Une vision qui se fera d’abord sentir dans certains choix scénaristiques, tels la présentation d’une série de crimes commis par de petits brigands sortis du New York d’une autre époque, la personnification de J. Jonah Jameson (
J.K. Simmons, très énergique), dont le tempérament bouillant et les méthodes de travail s’avèreront quelque peu vétustes, et le traitement de l’action et des dialogues oscillant continuellement entre candeur et mièvrerie - difficile, par exemple, de comprendre pourquoi tous les personnages appellent May Parker « tante May ». Les mêmes qualificatifs s’appliquent à cette narration en voix off qui viendra ouvrir et clore le récit. Il émanera de ces idées un cycle dramatique suffisamment effectif, mais devenant tout de même vite redondant. Une façon de faire qui se reflètera également dans la facture esthétique comme la mise en scène de Raimi qui, encore là, laissera rapidement paraître quelques signes de vieillesse, notamment lors des séquences spectaculaires qui, en plus d’être souvent beaucoup trop brèves, ont tendance à manquer de dynamisme et de créativité. On pense à la manière dont certaines images se superposeront comme à certaines transitions évoquant la forme de la bande dessinée d’une manière tantôt fort convaincante, tantôt plutôt maladroite. Ces lacunes seront en soi résumées par la composition d’un antagoniste à la personnalité double et son costume d’une laideur impardonnable. Dafoe offre d’ailleurs lui aussi une performance en deux temps. Ainsi, si le visage de l’acteur et le ton employé lorsqu’il lance ses répliques classiques d’une manière allègrement maniaque illustrent parfaitement la dualité de son personnage, le jeu physique de ce dernier parvient difficilement à mettre en relief ces traits de caractère lorsqu’il se retrouve emprisonné sous l’armure du Green Goblin.

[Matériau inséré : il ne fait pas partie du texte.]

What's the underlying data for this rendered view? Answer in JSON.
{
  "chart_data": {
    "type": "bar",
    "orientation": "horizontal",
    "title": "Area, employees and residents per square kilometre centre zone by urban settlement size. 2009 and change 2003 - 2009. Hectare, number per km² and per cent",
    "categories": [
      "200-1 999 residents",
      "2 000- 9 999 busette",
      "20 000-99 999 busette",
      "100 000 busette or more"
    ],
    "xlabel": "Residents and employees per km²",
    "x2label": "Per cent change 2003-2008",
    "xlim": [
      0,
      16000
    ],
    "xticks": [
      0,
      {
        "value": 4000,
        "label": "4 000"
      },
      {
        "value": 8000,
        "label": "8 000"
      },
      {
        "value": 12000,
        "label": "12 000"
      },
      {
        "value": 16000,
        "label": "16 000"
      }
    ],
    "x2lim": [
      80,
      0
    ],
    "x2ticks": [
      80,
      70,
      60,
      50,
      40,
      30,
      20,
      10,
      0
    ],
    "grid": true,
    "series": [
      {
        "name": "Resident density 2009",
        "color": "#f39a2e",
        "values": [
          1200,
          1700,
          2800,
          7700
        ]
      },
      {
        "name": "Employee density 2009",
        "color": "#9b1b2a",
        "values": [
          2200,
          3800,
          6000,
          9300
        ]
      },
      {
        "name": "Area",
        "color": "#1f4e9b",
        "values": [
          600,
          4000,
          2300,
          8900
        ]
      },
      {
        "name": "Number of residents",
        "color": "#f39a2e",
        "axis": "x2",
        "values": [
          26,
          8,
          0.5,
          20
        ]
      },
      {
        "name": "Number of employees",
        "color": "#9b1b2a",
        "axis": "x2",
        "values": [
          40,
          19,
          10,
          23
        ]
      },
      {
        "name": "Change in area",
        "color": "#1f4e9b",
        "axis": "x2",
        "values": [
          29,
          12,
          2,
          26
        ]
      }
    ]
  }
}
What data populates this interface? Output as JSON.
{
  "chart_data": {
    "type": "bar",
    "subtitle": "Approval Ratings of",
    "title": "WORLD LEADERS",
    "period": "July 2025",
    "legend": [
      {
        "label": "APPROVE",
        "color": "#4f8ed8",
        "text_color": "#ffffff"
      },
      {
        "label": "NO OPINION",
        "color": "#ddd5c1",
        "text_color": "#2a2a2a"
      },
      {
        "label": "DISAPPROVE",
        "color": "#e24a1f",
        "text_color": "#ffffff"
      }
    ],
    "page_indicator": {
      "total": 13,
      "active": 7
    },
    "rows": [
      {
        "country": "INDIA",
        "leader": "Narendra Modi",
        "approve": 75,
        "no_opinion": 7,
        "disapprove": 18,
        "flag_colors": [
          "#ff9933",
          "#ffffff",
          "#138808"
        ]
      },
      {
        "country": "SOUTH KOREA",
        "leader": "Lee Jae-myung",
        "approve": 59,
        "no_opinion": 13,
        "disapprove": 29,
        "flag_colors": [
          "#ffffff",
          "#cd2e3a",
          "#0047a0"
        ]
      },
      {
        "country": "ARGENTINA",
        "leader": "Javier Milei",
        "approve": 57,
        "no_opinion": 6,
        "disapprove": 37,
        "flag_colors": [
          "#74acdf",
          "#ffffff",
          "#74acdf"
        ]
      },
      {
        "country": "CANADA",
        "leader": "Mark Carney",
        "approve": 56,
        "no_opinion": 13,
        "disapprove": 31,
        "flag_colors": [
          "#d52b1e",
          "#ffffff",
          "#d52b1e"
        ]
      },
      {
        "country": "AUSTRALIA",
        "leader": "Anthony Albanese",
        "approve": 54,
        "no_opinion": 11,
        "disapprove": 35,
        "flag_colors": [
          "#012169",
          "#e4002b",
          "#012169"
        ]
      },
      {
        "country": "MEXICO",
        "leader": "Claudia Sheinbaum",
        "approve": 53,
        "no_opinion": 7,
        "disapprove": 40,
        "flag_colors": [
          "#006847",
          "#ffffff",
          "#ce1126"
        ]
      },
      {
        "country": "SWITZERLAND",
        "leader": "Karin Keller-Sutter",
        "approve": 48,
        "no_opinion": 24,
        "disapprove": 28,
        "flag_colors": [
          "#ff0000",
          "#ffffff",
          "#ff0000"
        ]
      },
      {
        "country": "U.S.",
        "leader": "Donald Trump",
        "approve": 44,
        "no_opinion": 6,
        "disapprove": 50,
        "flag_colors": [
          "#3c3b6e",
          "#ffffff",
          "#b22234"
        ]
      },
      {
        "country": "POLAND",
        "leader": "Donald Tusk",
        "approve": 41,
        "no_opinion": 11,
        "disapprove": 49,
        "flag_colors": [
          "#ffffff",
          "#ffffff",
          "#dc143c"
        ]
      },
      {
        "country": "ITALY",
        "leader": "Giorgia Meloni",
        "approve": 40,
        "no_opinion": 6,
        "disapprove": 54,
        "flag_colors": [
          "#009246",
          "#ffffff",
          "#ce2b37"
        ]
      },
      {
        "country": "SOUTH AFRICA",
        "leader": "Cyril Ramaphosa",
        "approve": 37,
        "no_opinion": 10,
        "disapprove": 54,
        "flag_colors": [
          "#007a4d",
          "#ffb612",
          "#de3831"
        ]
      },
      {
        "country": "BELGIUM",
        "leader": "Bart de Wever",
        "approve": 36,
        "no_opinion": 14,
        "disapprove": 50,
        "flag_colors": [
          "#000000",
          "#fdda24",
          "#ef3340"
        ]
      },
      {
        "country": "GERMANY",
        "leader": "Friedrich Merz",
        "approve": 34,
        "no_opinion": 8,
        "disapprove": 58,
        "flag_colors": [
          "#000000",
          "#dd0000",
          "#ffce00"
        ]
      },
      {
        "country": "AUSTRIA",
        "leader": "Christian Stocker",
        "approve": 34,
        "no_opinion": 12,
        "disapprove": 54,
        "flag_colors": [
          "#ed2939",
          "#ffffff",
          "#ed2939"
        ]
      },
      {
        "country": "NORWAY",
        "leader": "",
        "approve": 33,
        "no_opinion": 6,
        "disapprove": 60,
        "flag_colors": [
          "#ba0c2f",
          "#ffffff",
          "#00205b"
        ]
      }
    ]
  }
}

Les plus grandes qualités du film de Sam Raimi demeurent en somme le coeur et la sincérité qu’il aura su insuffler aux rouages d’un genre de productions que l’on accuse trop souvent de ne pas avoir d’âme. Le réalisateur orchestre ainsi d’une manière sentie, mais opérant par excès d’élans mélodramatiques, ce «
coming of age » typiquement atypique tournant autour d’un jeune héros devant faire face aux considérations de sa vie d’adulte, notamment son amour pour Mary Jane Watson (
Kirsten Dunst) et la rivalité qui en naîtra avec son meilleur ami - et fils de l’ennemi de son alter ego - Harry Osborn (
James Franco), qui gérera mal le fait que son père semble s’intéresser davantage à la vie de Parker qu’à la sienne. Le tout dans une histoire où les notions de choix et de responsabilités venant avec cette période de l’existence auront évidemment été amplifiées. L’Homme araignée se retrouvera alors dans une position où il aurait aussi bien pu décider de faire le bien que le mal, lui qui recevra une invitation à cet effet de la part de son adversaire au teint vert, dont le goût pour la violence et la destruction émanera d’une pulsion meurtrière allant de pair avec la volonté de survivre de l’industriel milliardaire. Si ces enjeux auraient dû être abordés d’une manière beaucoup plus significative, ils alimentent néanmoins un récit révélant bien en arrière-plan l’atmosphère régnant sur une Amérique sur le point d’entrer en guerre comme le poids exercé par Wall Street sur le mythe du self-made-man.
Spider-Man relève en bout de ligne adéquatement l’essence de son héros, dont les pouvoirs finiront par devenir autant une bénédiction qu’une malédiction, mais par le biais d’une démarche ayant malheureusement tendance à manquer d’assurance et de personnalité.